Święta Święta i po świętach

Na wigilię i święta przyjechali moi rodzice :)
Neo w wigilię normalnie biegał, hasał, od momentu przekroczenia przez próg mojej mamy Neo dał nogę :) i siedział wystraszony za łóżkiem.

Udało mi się go wyciągnąć i wrzuciłam go na szafę. Był bezpieczny a i mógł z góry wszystko obserwować. Moje menu szlak trafił bo Neo nic nie chciał jeść.

Wyszedł dopiero po 23 za potrzebą i kiedy radosne głosy trochę ucichły. Oczywiście nikomu poza mną nie dał sie dotknąć. Miał na talerzyku łososia przeszedł obok niego.

Ale w nocy zniknął. W pierwszy dzień świąt, rano był ze mną w salonie, spał jadł, bawił się. Jak goście wstali Neo zwiał.

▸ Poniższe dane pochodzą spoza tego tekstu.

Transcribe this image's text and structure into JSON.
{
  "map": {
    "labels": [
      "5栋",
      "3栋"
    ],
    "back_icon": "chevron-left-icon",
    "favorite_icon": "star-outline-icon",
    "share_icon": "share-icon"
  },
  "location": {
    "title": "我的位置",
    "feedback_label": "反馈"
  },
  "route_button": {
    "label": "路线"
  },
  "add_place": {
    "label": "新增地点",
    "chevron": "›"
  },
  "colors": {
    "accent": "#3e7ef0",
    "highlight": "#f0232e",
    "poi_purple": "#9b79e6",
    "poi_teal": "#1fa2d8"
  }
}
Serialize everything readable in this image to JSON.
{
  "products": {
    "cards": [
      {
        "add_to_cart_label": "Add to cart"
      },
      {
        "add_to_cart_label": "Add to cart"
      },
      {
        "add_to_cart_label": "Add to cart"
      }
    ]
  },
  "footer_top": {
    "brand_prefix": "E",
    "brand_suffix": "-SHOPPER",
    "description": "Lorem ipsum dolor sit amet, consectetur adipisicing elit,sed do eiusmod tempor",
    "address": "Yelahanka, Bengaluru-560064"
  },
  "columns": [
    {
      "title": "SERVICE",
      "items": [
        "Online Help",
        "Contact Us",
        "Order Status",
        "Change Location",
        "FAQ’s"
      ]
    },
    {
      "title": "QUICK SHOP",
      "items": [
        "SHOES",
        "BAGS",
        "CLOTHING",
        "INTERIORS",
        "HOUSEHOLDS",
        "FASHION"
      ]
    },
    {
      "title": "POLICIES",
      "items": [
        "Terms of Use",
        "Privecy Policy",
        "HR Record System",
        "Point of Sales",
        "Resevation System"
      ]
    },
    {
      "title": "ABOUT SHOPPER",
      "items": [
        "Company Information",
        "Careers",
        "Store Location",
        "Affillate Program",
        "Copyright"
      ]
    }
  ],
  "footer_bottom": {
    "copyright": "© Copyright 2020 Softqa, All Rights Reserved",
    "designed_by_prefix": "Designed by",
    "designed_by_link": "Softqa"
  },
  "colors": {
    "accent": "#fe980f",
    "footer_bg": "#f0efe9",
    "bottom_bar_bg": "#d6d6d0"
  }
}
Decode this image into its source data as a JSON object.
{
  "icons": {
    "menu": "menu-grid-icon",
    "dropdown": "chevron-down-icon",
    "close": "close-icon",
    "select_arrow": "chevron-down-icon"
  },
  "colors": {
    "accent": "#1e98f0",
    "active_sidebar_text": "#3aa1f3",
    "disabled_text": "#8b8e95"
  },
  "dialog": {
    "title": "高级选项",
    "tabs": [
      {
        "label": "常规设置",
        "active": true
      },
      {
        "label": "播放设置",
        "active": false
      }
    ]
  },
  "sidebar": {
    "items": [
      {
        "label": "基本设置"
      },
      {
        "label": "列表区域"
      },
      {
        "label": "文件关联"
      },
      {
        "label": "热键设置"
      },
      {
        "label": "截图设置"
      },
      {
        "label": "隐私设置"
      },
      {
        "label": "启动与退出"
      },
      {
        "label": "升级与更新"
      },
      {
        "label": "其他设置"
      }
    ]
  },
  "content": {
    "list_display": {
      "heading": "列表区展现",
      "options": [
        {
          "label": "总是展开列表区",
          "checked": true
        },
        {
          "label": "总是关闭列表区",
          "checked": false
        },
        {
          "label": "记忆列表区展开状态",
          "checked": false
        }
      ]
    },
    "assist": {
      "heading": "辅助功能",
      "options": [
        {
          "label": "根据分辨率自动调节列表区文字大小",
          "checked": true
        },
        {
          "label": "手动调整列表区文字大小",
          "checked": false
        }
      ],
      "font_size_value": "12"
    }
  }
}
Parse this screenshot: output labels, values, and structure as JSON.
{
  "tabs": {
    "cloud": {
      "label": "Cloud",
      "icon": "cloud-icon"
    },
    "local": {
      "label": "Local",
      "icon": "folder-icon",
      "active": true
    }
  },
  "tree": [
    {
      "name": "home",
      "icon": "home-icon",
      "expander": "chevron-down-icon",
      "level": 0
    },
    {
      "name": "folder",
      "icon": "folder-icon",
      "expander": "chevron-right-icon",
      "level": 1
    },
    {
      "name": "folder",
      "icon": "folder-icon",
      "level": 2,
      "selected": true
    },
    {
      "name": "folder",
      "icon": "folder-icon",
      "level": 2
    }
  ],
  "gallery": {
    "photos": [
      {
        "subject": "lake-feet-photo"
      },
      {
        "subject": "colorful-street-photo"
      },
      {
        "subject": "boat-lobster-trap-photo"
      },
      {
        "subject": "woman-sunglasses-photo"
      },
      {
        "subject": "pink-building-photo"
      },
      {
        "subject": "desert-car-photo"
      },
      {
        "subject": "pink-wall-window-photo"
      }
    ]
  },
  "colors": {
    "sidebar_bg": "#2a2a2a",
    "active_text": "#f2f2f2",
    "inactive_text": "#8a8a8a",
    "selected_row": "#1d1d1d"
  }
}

Po obiedzie zostałam z nim w domu sama i znów skakał biegał i jadł. Ale po powrocie wszystkich nie uciekł chwilę się pokręcił i nawet bawił się z tatą :) tzn z wędką :) leżał na swojej fali i obserwował, ocierał się.

W drugi dzień świąt przychodził i odchodził.